En l'espace de trois semaines, quatre caciques du système gérontocrato-clanico-sanguinaire Biya-RDPC sont tombés. Après les jeunes Marcel Niat Njifenji et George Tabetando Nfor Ndiebnso c'est au tour des jeunots Alexis Dipanda Mouelle et Djibril Cavayé Yéguié.
Avant la fin de cette année, trois ou quatre autres crocodiles RDPCistes seront frappés. Que Clément Atangana, Martin Mbarga Nguélé, Laurent Esso et René Claude Meka se préparent. Tous ceux qui pourraient représenter une menace pour l'accession au pouvoir de Francky seront foudroyés. Le condescendant Clément Atanga Nji, Ferdinand Ngoh Ngoh (l'amant de Chantal) qui convoite le fauteuil présidentiel et même Pierre Amoughou Bélinga depuis sa cellule dorée pourraient être désactivé par "l'héritier" du Biyameroum. Chantal Pulchérie Vigouroux Epse Biya, son fils aîné Franck Hertz et George-Gilbert Baongla (le fils putatif de Paul Barthélémy Biya Bi-Mvondo) ne seront pas épargnés s'ils ne font pas allégeance au Prince.
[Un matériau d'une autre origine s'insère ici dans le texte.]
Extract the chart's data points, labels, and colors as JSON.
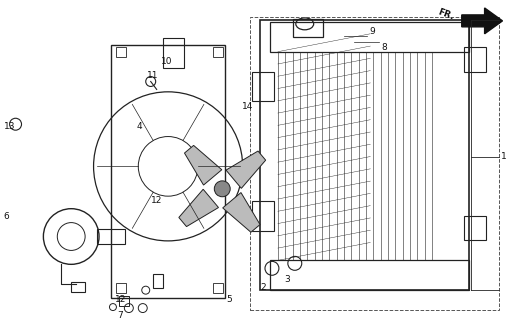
{
  "bg_color": "#ffffff",
  "line_color": "#222222",
  "dashed_color": "#555555",
  "fan_blade_color": "#bbbbbb",
  "fill_color": "#888888"
}
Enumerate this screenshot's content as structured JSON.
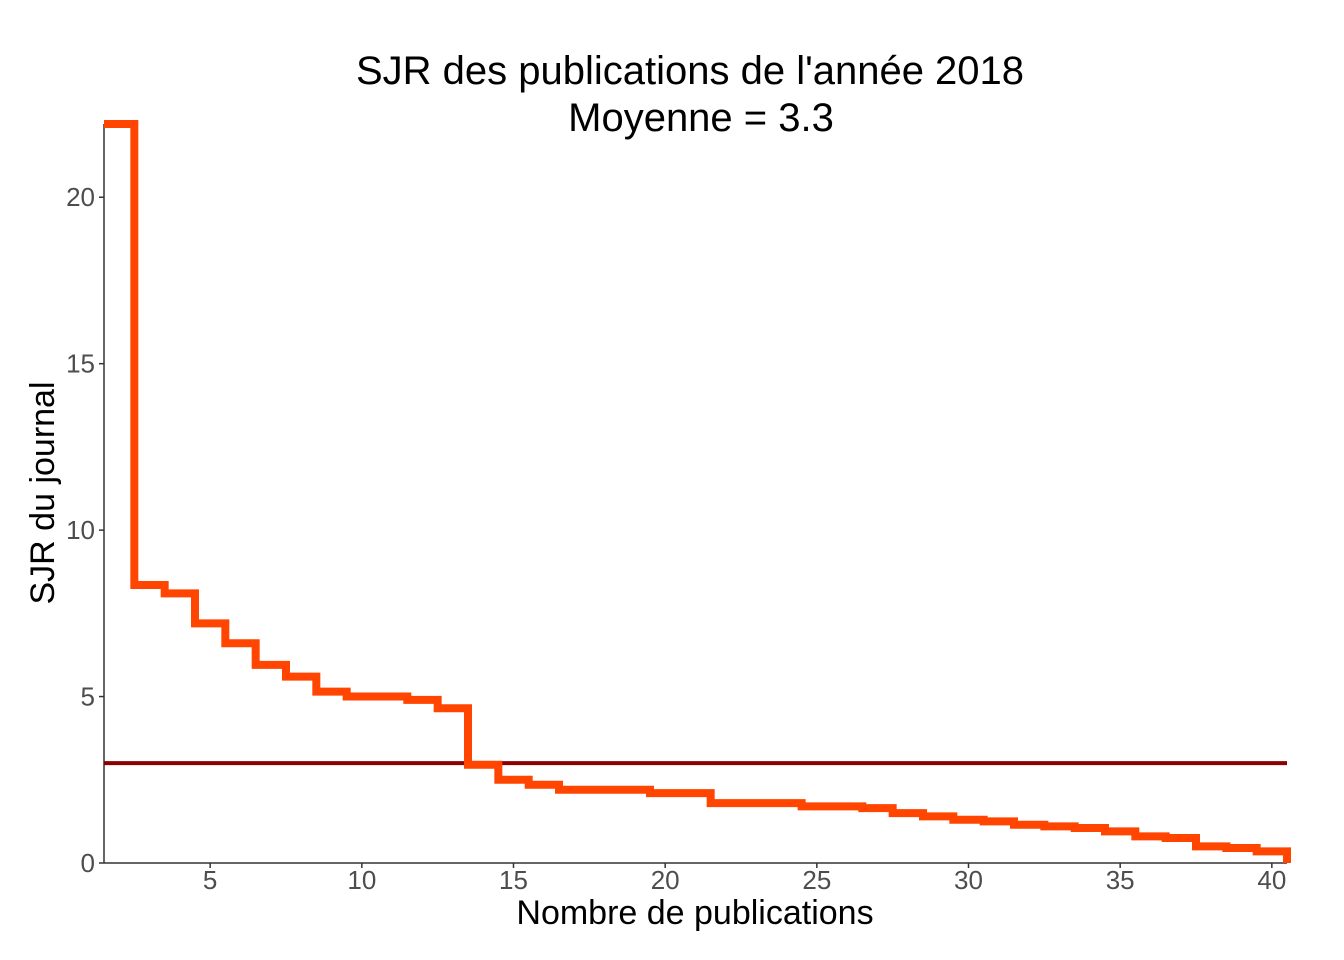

Bon À Savoir : Avant la révision constitutionnelle, c'est le Président du Sénat qui assurait l'intérim en cas de vacance du pouvoir au Cameroun. Marcel Niat Njifenji, le Président du Sénat, est décédé quelques jours après cette révision constitutionnelle, son vice-président, Chief George Tabetando Nfor Ndiebnso est décédé dix jours plus tard. Seul un naïf croirait au hasard. Ce scénario me rappelle celui du Gabon. Avant la prise du pouvoir par Alain Bernard (Ali) Bongo (fils putatif d'Albert Bernard Bongo), George Rawiri (Président du Sénat), Édith Lucie Bongo et plusieurs caciques du système pédo-satanique Bongo-PDG furent désactivés.
Il y a quelques mois, avant le coup d'État électoral sanguinaire du 12 octobre 2025 au Cameroun, je disais que ce simulacre électoral n'était pas pour Paul Biya (qui n'existe plus depuis février 2018) mais pour son successeur. Des esprits égarés m'ont dit que j'avais une lecture erronée. Moins d'un an plus tard, le temps me donne raison. Après la révision constitutionnelle d'Avril 2026, celui qui sera nommé Vice-Président de la République terminera le mandat comme Président de la République car le décès de Biya sera enfin officialisé avant la fin de ce mandat.